I would go with configuration backup. Copy that somewhere on disk media / object storage / even USB disk might work, with whatever 3rd-party copy tool instead of doing a full restore from tape. It just simplifies everything and saves hours during restore.

Best regards,
Hannes

[ThierryF]

Good advise. VCB Backups being small in size regarding other backups,
it make sense to copy them to Azure/AWS Immuable Storage space for easier restart !

Good idea !
Have a great day !
Thierry

[IanBolton]

Hello
Sorry for resurrecting an old thread, but we have our config backup set to copy to tape, and also to both off-site linux repos with immutability set via a file-copy job. In the event of Bad Things Happening we know that we can get the config backup off tape, but also, if the entire tape setup is nuked, then from the linux repos via a USB key. Even if you dont use a linux repo in the usual setup, you could set one up on a small server with not much storage JUST for your config backup.

[Mildur]

Hi Ian

Thanks for sharing.
Files copied by File Copy Jobs will not be immutable on linux hardened repos. They can be deleted by an attacker.

Thanks
Fabian

[IanBolton]

Oh

Every day is a school day.

[IanBolton]

There's no way around this is there?

My config backup scheduled job writes to a repo - I can't do a backup copy job from that repo to linux repo. because it only deals in actual backup files?

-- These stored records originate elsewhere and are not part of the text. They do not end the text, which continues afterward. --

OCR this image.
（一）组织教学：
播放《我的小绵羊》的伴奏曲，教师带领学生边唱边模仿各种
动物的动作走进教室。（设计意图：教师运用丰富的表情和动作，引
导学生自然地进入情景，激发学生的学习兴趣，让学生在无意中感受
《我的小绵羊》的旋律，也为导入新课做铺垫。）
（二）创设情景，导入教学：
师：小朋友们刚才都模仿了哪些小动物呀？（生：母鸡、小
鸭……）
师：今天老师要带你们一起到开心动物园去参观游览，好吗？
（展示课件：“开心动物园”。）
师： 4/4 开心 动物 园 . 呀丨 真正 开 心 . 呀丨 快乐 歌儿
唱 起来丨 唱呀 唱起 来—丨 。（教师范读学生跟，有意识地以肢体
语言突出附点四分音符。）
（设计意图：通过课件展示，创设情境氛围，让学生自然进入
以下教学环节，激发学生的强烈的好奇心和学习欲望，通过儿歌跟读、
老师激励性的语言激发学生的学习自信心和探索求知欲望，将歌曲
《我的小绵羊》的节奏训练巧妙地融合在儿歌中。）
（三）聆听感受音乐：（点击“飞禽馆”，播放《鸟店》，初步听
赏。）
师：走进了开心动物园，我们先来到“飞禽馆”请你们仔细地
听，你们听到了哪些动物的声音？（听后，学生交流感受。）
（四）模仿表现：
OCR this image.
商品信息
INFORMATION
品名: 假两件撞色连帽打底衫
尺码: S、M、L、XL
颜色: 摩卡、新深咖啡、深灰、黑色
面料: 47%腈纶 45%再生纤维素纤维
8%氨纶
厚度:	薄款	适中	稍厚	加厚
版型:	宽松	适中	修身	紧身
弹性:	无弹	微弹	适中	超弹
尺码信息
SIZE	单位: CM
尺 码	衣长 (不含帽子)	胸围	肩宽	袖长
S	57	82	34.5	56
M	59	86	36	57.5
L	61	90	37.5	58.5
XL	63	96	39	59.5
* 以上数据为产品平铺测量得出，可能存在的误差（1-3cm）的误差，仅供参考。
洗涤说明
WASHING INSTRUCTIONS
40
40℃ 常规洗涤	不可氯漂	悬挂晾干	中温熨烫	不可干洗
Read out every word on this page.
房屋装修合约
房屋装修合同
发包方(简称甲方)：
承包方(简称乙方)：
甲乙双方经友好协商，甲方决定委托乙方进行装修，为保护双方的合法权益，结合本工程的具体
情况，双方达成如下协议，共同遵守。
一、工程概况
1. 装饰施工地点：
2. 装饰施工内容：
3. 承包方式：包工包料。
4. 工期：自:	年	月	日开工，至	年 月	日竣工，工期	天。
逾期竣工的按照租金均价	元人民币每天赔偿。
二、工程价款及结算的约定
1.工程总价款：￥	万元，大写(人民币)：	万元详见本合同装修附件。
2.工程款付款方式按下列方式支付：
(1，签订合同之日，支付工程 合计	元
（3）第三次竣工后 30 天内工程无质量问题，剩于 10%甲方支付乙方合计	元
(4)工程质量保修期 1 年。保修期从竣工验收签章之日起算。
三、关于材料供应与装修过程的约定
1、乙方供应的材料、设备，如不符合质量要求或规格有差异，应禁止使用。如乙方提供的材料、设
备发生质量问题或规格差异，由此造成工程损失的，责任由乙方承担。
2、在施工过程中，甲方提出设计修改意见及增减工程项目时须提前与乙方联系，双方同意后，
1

I guess WORM tape is my only hope here...

[Mildur]

You can use an older configuration backup from a week earlier on an air gapped tape to restore the VBR configuration.

Or copy the configuration backup to a managed server which you already have protected by a backup job. Then the config backups gets immutable with this servers backup. It's more a workaround and not really required. The tape solution is the easiest way, if you rotate them.
V12 might bring some additional protection possibilities when it's released.

[IanBolton]

Would a WORM tape for the file to tape not also do the job? Then we could have it constantly appending.

Alternatively yeah we could have 2 tapes in the pool used by the file to tape job which we rotate weekly.

I suppose part of me prefers the WORM tape idea because we would have the latest config backup in case of Bas Things Happening

[Mildur]

WORM Tape will help, as long nothing happens to that tape on a physical level.